Let’s applaud the latest report from the public protector. In a harshly punitive finding, she has declared that Western Cape Premier Helen Zille violated the constitution with “an incitement to imminent violence”.
The speaker of the Western Cape legislature must act against Zille within 30 days.
Advocate Busisiwe Mkhwebane’s report should be cheered not because it is correct, but because it is so ludicrous in law and so maliciously partisan that with this bizarre finding, she may at last have gone too far, exhausting her already waning parliamentary support.
Mkhwebane’s 20-month tenure has been a disaster. She has stumbled from one inept and legally controversial finding to another, but has now reached what is surely the nadir of her lacklustre career.
Her exit must be imminent.
If she goes, the career-crushing blow will have come from a simple tweet. After a visit to Singapore, Zille last year tweeted that not every aspect of colonialism had been entirely bad.
“Think of our independent judiciary, transport infrastructure, piped water etc,” she wrote. It’s a statement that, while politically unpopular, is academically unremarkable.
But it was also manna for political agents provocateur and trolls. There was a firestorm of social media outrage.

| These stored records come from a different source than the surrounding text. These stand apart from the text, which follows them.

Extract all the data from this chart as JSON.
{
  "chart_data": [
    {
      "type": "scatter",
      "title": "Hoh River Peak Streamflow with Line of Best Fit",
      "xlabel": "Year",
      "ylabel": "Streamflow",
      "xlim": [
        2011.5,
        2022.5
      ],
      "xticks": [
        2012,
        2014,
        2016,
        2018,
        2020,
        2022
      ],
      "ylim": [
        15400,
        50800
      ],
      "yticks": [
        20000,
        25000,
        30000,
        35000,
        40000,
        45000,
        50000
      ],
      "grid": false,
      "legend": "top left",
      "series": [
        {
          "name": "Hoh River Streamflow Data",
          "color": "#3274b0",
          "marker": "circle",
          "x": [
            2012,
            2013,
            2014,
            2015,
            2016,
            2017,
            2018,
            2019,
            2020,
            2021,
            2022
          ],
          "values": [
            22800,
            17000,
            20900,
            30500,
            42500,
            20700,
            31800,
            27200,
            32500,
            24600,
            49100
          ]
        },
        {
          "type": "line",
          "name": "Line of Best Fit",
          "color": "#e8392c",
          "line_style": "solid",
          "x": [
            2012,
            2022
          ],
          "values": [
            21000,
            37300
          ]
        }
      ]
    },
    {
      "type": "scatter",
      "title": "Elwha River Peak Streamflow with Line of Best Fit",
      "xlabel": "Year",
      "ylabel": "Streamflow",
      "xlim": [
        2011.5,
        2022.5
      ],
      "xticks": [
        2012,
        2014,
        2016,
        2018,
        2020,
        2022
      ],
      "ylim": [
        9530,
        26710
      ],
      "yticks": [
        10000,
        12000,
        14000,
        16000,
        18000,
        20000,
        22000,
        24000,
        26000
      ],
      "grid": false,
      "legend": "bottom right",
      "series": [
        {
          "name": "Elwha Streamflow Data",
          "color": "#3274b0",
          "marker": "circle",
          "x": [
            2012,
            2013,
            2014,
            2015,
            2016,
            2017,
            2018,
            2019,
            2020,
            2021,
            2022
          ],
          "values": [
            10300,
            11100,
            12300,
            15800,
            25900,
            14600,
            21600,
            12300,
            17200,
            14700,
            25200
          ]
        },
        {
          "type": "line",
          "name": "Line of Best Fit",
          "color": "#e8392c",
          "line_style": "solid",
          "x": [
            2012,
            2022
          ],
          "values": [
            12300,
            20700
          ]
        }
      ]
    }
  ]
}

The substance of Mkhwebane’s finding – which appropriately enough has been scanned on to the public protector website upside down – is thinner and more transparent than the gruel in a Dickensian alms-house. The poverty of intellect is cruelly summed up by constitutional law expert Pierre de Vos.
The report is “so legally misguided that it is difficult to believe that a qualified lawyer wrote it in good faith … She has little understanding of her own powers and lacks even a very basic knowledge of the constitution.”
Mkhwebane’s finding is so strange as to be funny. Less amusing is that her performance as public protector, replacing the respected Thuli Madonsela, has been consistently woeful.
Of her 50 investigations, 10 went to judicial review. In reversing her finding on the bailout of Bankorp, the high court savaged her for lacking impartiality.
“She did not have regard thereto that her office requires her to be objective, honest and to deal with matters according to the law and that a higher standard is expected of her.”
To expect a “higher standard” is a forlorn hope. It is instructive to revisit her curriculum vitae. It paints, at best, a picture of an unremarkable civil servant.
Mkhwebane has never been anything more than an ANC shill, contorting her “investigations” to fit the findings into a template pleasing to her political masters. She was shoehorned into the job by the ANC – with the complicity of the EFF, who voted for her simply because of her race – to ease the stings inflicted on the then president Jacob Zuma and his corrupt cronies by her principled predecessor.
The usefulness of Mkhwebane to the Zuma ANC is now, under President Cyril Ramaphosa, a career disadvantage. And her professional shortcomings and political biases are now so obvious as to be cringingly embarrassing.
Mkhwebane wants to employ a “special adviser”, at an annual salary of R1.2 million, to replace the voluntary panel that currently assists. Perhaps the appointee could start by advising Mkhwebane on drafting her letter of resignation.